Vicente Verdú
Todas las discusiones, peleas y agresiones que he presenciado estas Navidades, en fiestas y cenas, tenían por centro el "yo".
Parece una perogrullada (una perogru-yo-da) pero, simultáneamente, en otras partes del mundo donde el yo contaba menos se desarrollaba la caridad y la paz.
El yo es una bomba delicadísima que al mimarse en exceso estalla con formidable facilidad. Todo yo por pequeño que sea se encuentra naturalmente inflado y procede en el mundo como un globo propenso a detectar con la mayor sensibilidad los roces, los pinchazos y, lo que es más grave, su exagerada importancia personal.
Con ello el globo del yo que se advierte achicado en la estimación procura engrandecerse y el que se siente preterido o no visible se mueve aparatosamente para hacerse ver.

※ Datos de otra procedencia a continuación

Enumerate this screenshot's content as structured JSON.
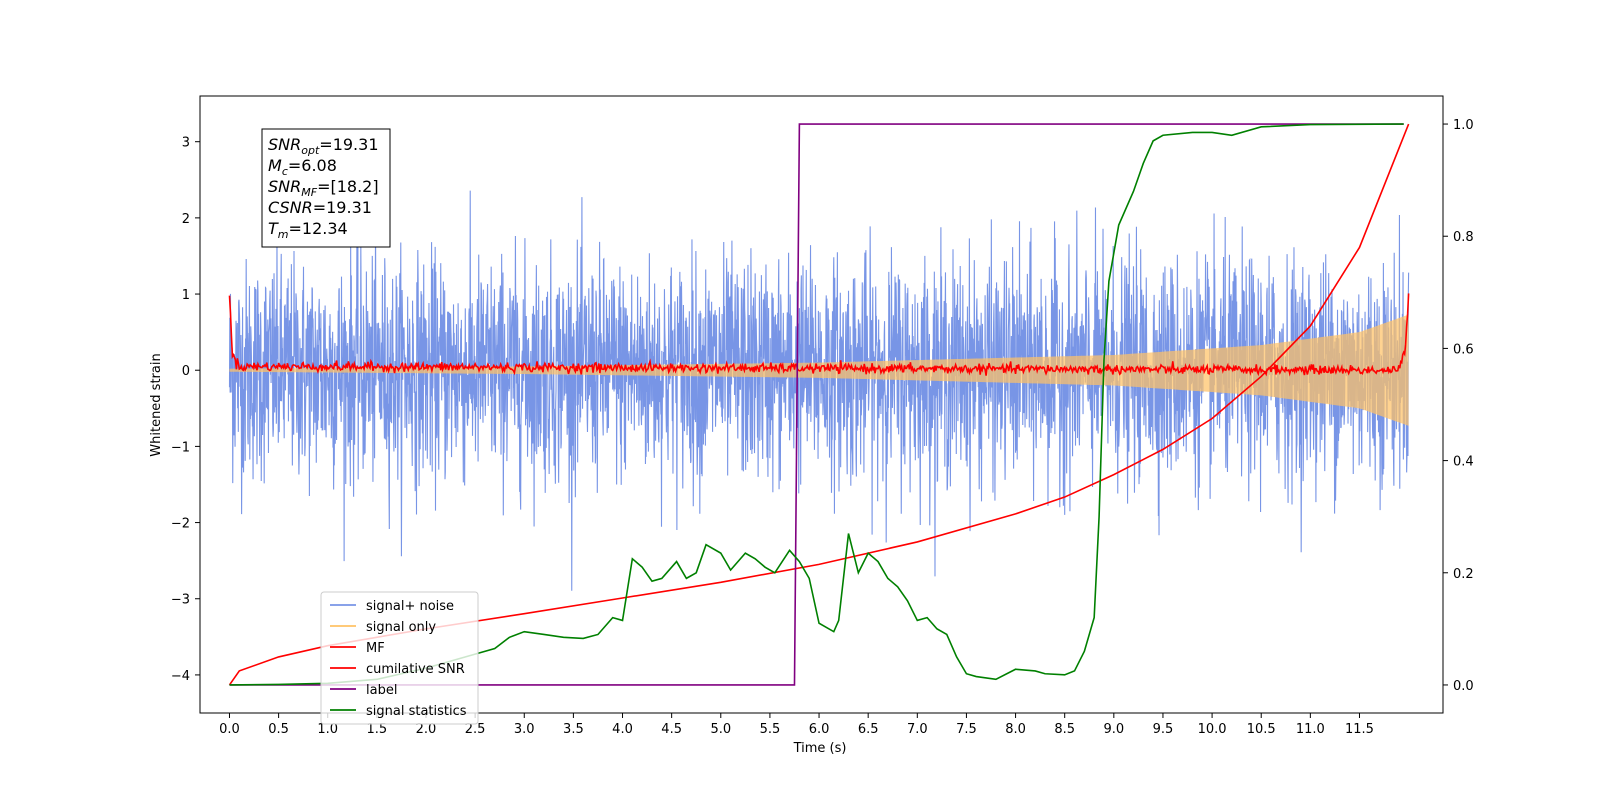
{
  "chart_data": {
    "type": "line",
    "xlabel": "Time (s)",
    "ylabel": "Whitened strain",
    "xlim": [
      -0.3,
      12.35
    ],
    "ylim_left": [
      -4.5,
      3.6
    ],
    "ylim_right": [
      -0.05,
      1.05
    ],
    "x_ticks": [
      0.0,
      0.5,
      1.0,
      1.5,
      2.0,
      2.5,
      3.0,
      3.5,
      4.0,
      4.5,
      5.0,
      5.5,
      6.0,
      6.5,
      7.0,
      7.5,
      8.0,
      8.5,
      9.0,
      9.5,
      10.0,
      10.5,
      11.0,
      11.5
    ],
    "x_tick_labels": [
      "0.0",
      "0.5",
      "1.0",
      "1.5",
      "2.0",
      "2.5",
      "3.0",
      "3.5",
      "4.0",
      "4.5",
      "5.0",
      "5.5",
      "6.0",
      "6.5",
      "7.0",
      "7.5",
      "8.0",
      "8.5",
      "9.0",
      "9.5",
      "10.0",
      "10.5",
      "11.0",
      "11.5"
    ],
    "y_left_ticks": [
      3,
      2,
      1,
      0,
      -1,
      -2,
      -3,
      -4
    ],
    "y_left_tick_labels": [
      "3",
      "2",
      "1",
      "0",
      "−1",
      "−2",
      "−3",
      "−4"
    ],
    "y_right_ticks": [
      1.0,
      0.8,
      0.6,
      0.4,
      0.2,
      0.0
    ],
    "y_right_tick_labels": [
      "1.0",
      "0.8",
      "0.6",
      "0.4",
      "0.2",
      "0.0"
    ],
    "info_box": [
      {
        "sym": "SNR",
        "sub": "opt",
        "val": "=19.31"
      },
      {
        "sym": "M",
        "sub": "c",
        "val": "=6.08"
      },
      {
        "sym": "SNR",
        "sub": "MF",
        "val": "=[18.2]"
      },
      {
        "sym": "CSNR",
        "sub": "",
        "val": "=19.31"
      },
      {
        "sym": "T",
        "sub": "m",
        "val": "=12.34"
      }
    ],
    "series": [
      {
        "name": "signal+ noise",
        "color": "#7895e6",
        "axis": "left",
        "noise_sigma": 0.72,
        "x_range": [
          0.0,
          12.0
        ]
      },
      {
        "name": "signal only",
        "color": "#ffc266",
        "axis": "left",
        "envelope": [
          [
            0.0,
            0.02
          ],
          [
            3.0,
            0.05
          ],
          [
            6.0,
            0.1
          ],
          [
            9.0,
            0.2
          ],
          [
            10.5,
            0.33
          ],
          [
            11.5,
            0.5
          ],
          [
            12.0,
            0.73
          ]
        ]
      },
      {
        "name": "MF",
        "color": "#ff0000",
        "axis": "left",
        "points": [
          [
            0.0,
            1.0
          ],
          [
            0.03,
            0.2
          ],
          [
            0.1,
            0.05
          ],
          [
            11.9,
            0.0
          ],
          [
            11.97,
            0.3
          ],
          [
            12.0,
            1.0
          ]
        ]
      },
      {
        "name": "cumilative SNR",
        "color": "#ff0000",
        "axis": "right",
        "points": [
          [
            0.0,
            0.0
          ],
          [
            0.1,
            0.025
          ],
          [
            0.5,
            0.05
          ],
          [
            1.0,
            0.07
          ],
          [
            2.0,
            0.1
          ],
          [
            3.0,
            0.127
          ],
          [
            4.0,
            0.155
          ],
          [
            5.0,
            0.183
          ],
          [
            6.0,
            0.215
          ],
          [
            7.0,
            0.255
          ],
          [
            8.0,
            0.305
          ],
          [
            8.5,
            0.335
          ],
          [
            9.0,
            0.375
          ],
          [
            9.5,
            0.42
          ],
          [
            10.0,
            0.475
          ],
          [
            10.5,
            0.55
          ],
          [
            11.0,
            0.64
          ],
          [
            11.5,
            0.78
          ],
          [
            12.0,
            1.0
          ]
        ]
      },
      {
        "name": "label",
        "color": "#800080",
        "axis": "right",
        "points": [
          [
            0.0,
            0.0
          ],
          [
            5.75,
            0.0
          ],
          [
            5.8,
            1.0
          ],
          [
            11.95,
            1.0
          ]
        ]
      },
      {
        "name": "signal statistics",
        "color": "#008000",
        "axis": "right",
        "points": [
          [
            0.0,
            0.0
          ],
          [
            0.5,
            0.001
          ],
          [
            1.0,
            0.003
          ],
          [
            1.5,
            0.01
          ],
          [
            2.0,
            0.03
          ],
          [
            2.5,
            0.055
          ],
          [
            2.7,
            0.065
          ],
          [
            2.85,
            0.085
          ],
          [
            3.0,
            0.095
          ],
          [
            3.2,
            0.09
          ],
          [
            3.4,
            0.085
          ],
          [
            3.6,
            0.083
          ],
          [
            3.75,
            0.09
          ],
          [
            3.85,
            0.11
          ],
          [
            3.9,
            0.12
          ],
          [
            4.0,
            0.115
          ],
          [
            4.1,
            0.225
          ],
          [
            4.2,
            0.21
          ],
          [
            4.3,
            0.185
          ],
          [
            4.4,
            0.19
          ],
          [
            4.55,
            0.22
          ],
          [
            4.65,
            0.19
          ],
          [
            4.75,
            0.2
          ],
          [
            4.85,
            0.25
          ],
          [
            5.0,
            0.235
          ],
          [
            5.1,
            0.205
          ],
          [
            5.25,
            0.235
          ],
          [
            5.35,
            0.225
          ],
          [
            5.45,
            0.21
          ],
          [
            5.55,
            0.2
          ],
          [
            5.7,
            0.24
          ],
          [
            5.8,
            0.22
          ],
          [
            5.9,
            0.19
          ],
          [
            6.0,
            0.11
          ],
          [
            6.15,
            0.095
          ],
          [
            6.2,
            0.115
          ],
          [
            6.3,
            0.27
          ],
          [
            6.4,
            0.2
          ],
          [
            6.5,
            0.235
          ],
          [
            6.6,
            0.22
          ],
          [
            6.7,
            0.19
          ],
          [
            6.8,
            0.175
          ],
          [
            6.9,
            0.15
          ],
          [
            7.0,
            0.115
          ],
          [
            7.1,
            0.12
          ],
          [
            7.2,
            0.1
          ],
          [
            7.3,
            0.09
          ],
          [
            7.4,
            0.05
          ],
          [
            7.5,
            0.02
          ],
          [
            7.6,
            0.015
          ],
          [
            7.8,
            0.01
          ],
          [
            8.0,
            0.028
          ],
          [
            8.2,
            0.025
          ],
          [
            8.3,
            0.02
          ],
          [
            8.5,
            0.018
          ],
          [
            8.6,
            0.025
          ],
          [
            8.7,
            0.06
          ],
          [
            8.8,
            0.12
          ],
          [
            8.85,
            0.3
          ],
          [
            8.9,
            0.58
          ],
          [
            8.95,
            0.72
          ],
          [
            9.05,
            0.82
          ],
          [
            9.2,
            0.88
          ],
          [
            9.3,
            0.93
          ],
          [
            9.4,
            0.97
          ],
          [
            9.5,
            0.98
          ],
          [
            9.8,
            0.985
          ],
          [
            10.0,
            0.985
          ],
          [
            10.2,
            0.98
          ],
          [
            10.5,
            0.995
          ],
          [
            11.0,
            0.999
          ],
          [
            11.95,
            1.0
          ]
        ]
      }
    ],
    "legend_position": "lower-left"
  }
}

La presencia del yo es, desde luego, consustancial a su pervivencia pero el límite de esta obscenidad no puede calcularse de tal forma que concuerde siempre adecuada y pacíficamente con los demás yoes.

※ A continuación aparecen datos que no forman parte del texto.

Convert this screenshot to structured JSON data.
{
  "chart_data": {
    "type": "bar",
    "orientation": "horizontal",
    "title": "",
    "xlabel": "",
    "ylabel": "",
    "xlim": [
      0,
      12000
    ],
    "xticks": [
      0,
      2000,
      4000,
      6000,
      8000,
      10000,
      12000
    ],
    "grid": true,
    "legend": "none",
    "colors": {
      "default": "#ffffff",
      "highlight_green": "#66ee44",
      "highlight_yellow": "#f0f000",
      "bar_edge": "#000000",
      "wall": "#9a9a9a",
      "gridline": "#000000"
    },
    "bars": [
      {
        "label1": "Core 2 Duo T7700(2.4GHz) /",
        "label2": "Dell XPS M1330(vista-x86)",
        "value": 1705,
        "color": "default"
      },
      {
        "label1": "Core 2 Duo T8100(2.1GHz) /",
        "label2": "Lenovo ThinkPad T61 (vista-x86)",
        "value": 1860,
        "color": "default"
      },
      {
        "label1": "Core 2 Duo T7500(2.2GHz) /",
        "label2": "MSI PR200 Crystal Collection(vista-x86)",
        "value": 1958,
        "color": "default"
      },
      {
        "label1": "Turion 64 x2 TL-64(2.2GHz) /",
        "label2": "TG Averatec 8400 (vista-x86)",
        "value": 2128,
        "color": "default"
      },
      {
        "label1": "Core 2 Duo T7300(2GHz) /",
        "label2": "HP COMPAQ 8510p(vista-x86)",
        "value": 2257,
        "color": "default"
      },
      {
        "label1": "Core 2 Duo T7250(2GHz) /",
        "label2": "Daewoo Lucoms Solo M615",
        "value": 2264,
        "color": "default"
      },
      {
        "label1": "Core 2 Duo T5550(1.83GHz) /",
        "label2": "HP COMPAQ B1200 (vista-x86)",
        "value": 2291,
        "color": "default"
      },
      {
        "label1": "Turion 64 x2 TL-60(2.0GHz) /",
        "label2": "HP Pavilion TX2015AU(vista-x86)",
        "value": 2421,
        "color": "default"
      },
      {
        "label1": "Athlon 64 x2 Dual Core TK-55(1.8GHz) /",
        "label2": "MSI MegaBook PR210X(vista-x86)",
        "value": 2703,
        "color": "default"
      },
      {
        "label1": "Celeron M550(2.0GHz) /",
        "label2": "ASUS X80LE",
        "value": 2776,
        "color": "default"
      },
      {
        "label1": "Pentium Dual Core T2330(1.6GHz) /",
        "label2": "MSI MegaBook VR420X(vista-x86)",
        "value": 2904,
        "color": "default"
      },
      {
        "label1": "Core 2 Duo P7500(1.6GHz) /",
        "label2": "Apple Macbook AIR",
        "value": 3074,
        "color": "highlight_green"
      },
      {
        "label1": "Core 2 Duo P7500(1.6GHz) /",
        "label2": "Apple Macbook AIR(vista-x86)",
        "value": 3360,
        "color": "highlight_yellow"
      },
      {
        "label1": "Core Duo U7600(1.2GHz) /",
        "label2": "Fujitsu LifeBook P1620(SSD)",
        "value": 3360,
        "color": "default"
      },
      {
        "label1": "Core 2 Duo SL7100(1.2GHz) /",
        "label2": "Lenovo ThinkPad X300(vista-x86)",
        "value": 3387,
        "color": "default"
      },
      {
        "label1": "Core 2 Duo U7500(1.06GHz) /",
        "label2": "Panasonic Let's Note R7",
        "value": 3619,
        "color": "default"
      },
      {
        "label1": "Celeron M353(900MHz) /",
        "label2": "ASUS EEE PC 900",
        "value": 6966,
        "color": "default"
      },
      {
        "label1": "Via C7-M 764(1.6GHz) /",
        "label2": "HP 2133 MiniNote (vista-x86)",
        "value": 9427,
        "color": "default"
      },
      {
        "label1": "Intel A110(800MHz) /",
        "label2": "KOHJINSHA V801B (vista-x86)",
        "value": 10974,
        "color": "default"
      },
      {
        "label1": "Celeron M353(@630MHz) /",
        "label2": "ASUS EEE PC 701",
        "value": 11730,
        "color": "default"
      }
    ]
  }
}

Las peleas familiares de Nochebuena y Nochevieja hacían notoria esta batalla de globos hinchados, inflamados, explosivos que, uno y otro, en la reyerta, despedían un aire tan vulgar como es la naturaleza egoísta, el amor desmedido a sí mismo sin la menor elegancia ni tino. Un burdo amor por el yo que convierte a su núcleo en producto masturbatorio y sofrena así cualquier buena intención de amar al prójimo, vista la desmesura que el prójimo destina a sí mismo y cuya patología amorosa se desprende un humus de repugnante e infecciosa contaminación.